Spark 1.3 introduced a new DataFrame API as part of the Project Tungsten initiative which seeks to improve the performance and scalability of Spark. The DataFrame API introduces the concept of a schema to describe the data, allowing Spark to manage the schema and only pass data between nodes, in a much more efficient way than using Java serialization.
There are also advantages when performing computations in a single process as Spark can serialize the data into off-heap storage in a binary format and then perform many transformations directly on this off-heap memory, avoiding the garbage-collection costs associated with constructing individual objects for each row in the data set. Because Spark understands the schema, there is no need to use Java serialization to encode the data.
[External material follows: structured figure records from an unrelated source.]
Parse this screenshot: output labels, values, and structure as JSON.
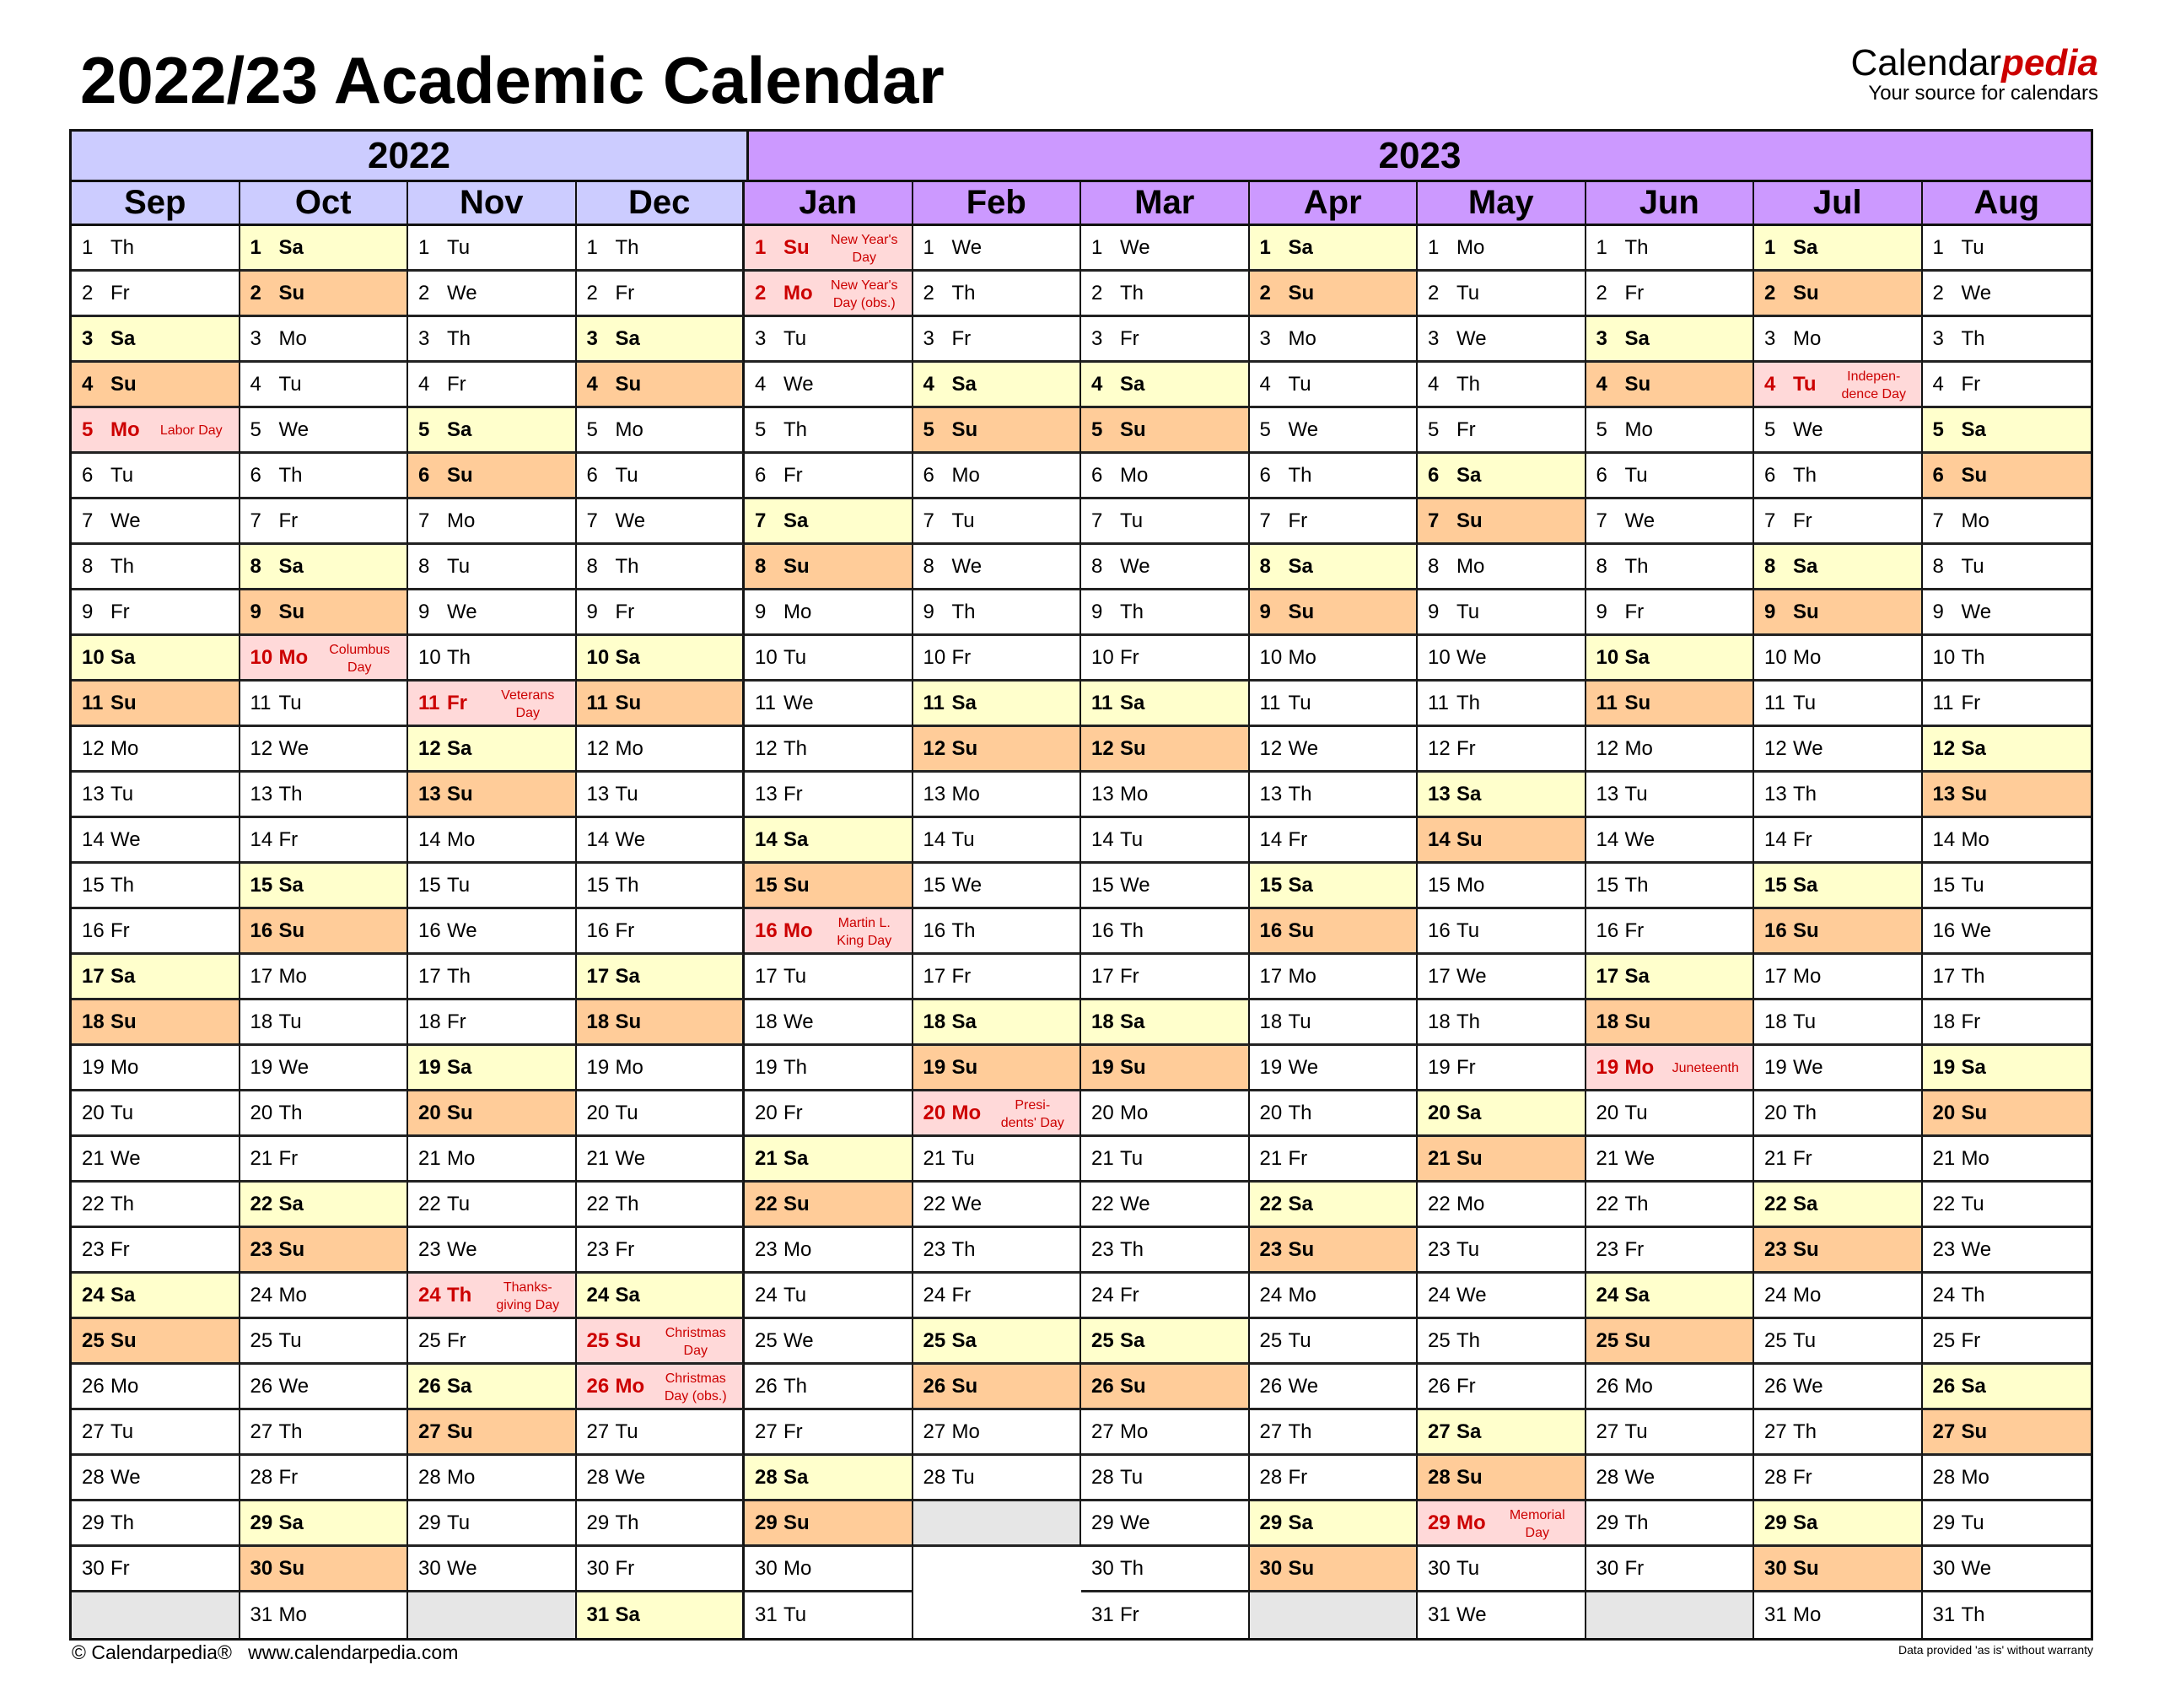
{
  "title": "2022/23 Academic Calendar",
  "logo": {
    "brand_main": "Calendar",
    "brand_accent": "pedia",
    "tagline": "Your source for calendars"
  },
  "years": [
    "2022",
    "2023"
  ],
  "weekdays": [
    "Mo",
    "Tu",
    "We",
    "Th",
    "Fr",
    "Sa",
    "Su"
  ],
  "colors": {
    "year_2022": "#ccccff",
    "year_2023": "#cc99ff",
    "saturday": "#ffffcc",
    "sunday": "#ffcc99",
    "holiday": "#ffd9d9",
    "holiday_text": "#cc0000",
    "empty": "#e6e6e6"
  },
  "months": [
    {
      "name": "Sep",
      "year": "2022",
      "first_weekday": "Th",
      "days": 30,
      "holidays": {
        "5": "Labor Day"
      }
    },
    {
      "name": "Oct",
      "year": "2022",
      "first_weekday": "Sa",
      "days": 31,
      "holidays": {
        "10": "Columbus\nDay"
      }
    },
    {
      "name": "Nov",
      "year": "2022",
      "first_weekday": "Tu",
      "days": 30,
      "holidays": {
        "11": "Veterans\nDay",
        "24": "Thanks-\ngiving Day"
      }
    },
    {
      "name": "Dec",
      "year": "2022",
      "first_weekday": "Th",
      "days": 31,
      "holidays": {
        "25": "Christmas\nDay",
        "26": "Christmas\nDay (obs.)"
      }
    },
    {
      "name": "Jan",
      "year": "2023",
      "first_weekday": "Su",
      "days": 31,
      "holidays": {
        "1": "New Year's\nDay",
        "2": "New Year's\nDay (obs.)",
        "16": "Martin L.\nKing Day"
      }
    },
    {
      "name": "Feb",
      "year": "2023",
      "first_weekday": "We",
      "days": 28,
      "holidays": {
        "20": "Presi-\ndents' Day"
      }
    },
    {
      "name": "Mar",
      "year": "2023",
      "first_weekday": "We",
      "days": 31,
      "holidays": {}
    },
    {
      "name": "Apr",
      "year": "2023",
      "first_weekday": "Sa",
      "days": 30,
      "holidays": {}
    },
    {
      "name": "May",
      "year": "2023",
      "first_weekday": "Mo",
      "days": 31,
      "holidays": {
        "29": "Memorial\nDay"
      }
    },
    {
      "name": "Jun",
      "year": "2023",
      "first_weekday": "Th",
      "days": 30,
      "holidays": {
        "19": "Juneteenth"
      }
    },
    {
      "name": "Jul",
      "year": "2023",
      "first_weekday": "Sa",
      "days": 31,
      "holidays": {
        "4": "Indepen-\ndence Day"
      }
    },
    {
      "name": "Aug",
      "year": "2023",
      "first_weekday": "Tu",
      "days": 31,
      "holidays": {}
    }
  ],
  "footer": {
    "left": "© Calendarpedia®   www.calendarpedia.com",
    "right": "Data provided 'as is' without warranty"
  }
}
The DataFrame API is radically different from the RDD API because it is an API for building a relational query plan that Spark’s Catalyst optimizer can then execute. The API is natural for developers who are familiar with building query plans, but not natural for the majority of developers. The query plan can be built from SQL expressions in strings or from a more functional approach using a fluent-style API.
// SQL Style df.filter("age > 21"); // Expression builder style df.filter(df.col("age").gt(21));
Because the code is referring to data attributes by name, it is not possible for the compiler to catch any errors. If attribute names are incorrect then the error will only be detected at runtime, when the query plan is created.
Another downside with the DataFrame API is that it is very Scala-centric and while it does support Java, the support is limited. For example, when creating a DataFrame from an existing RDD of Java objects, Spark’s Catalyst optimizer cannot infer the schema and assumes that any objects in the DataFrame implement the Scala.Product interface. Scala case classes work out the box because they implement this interface.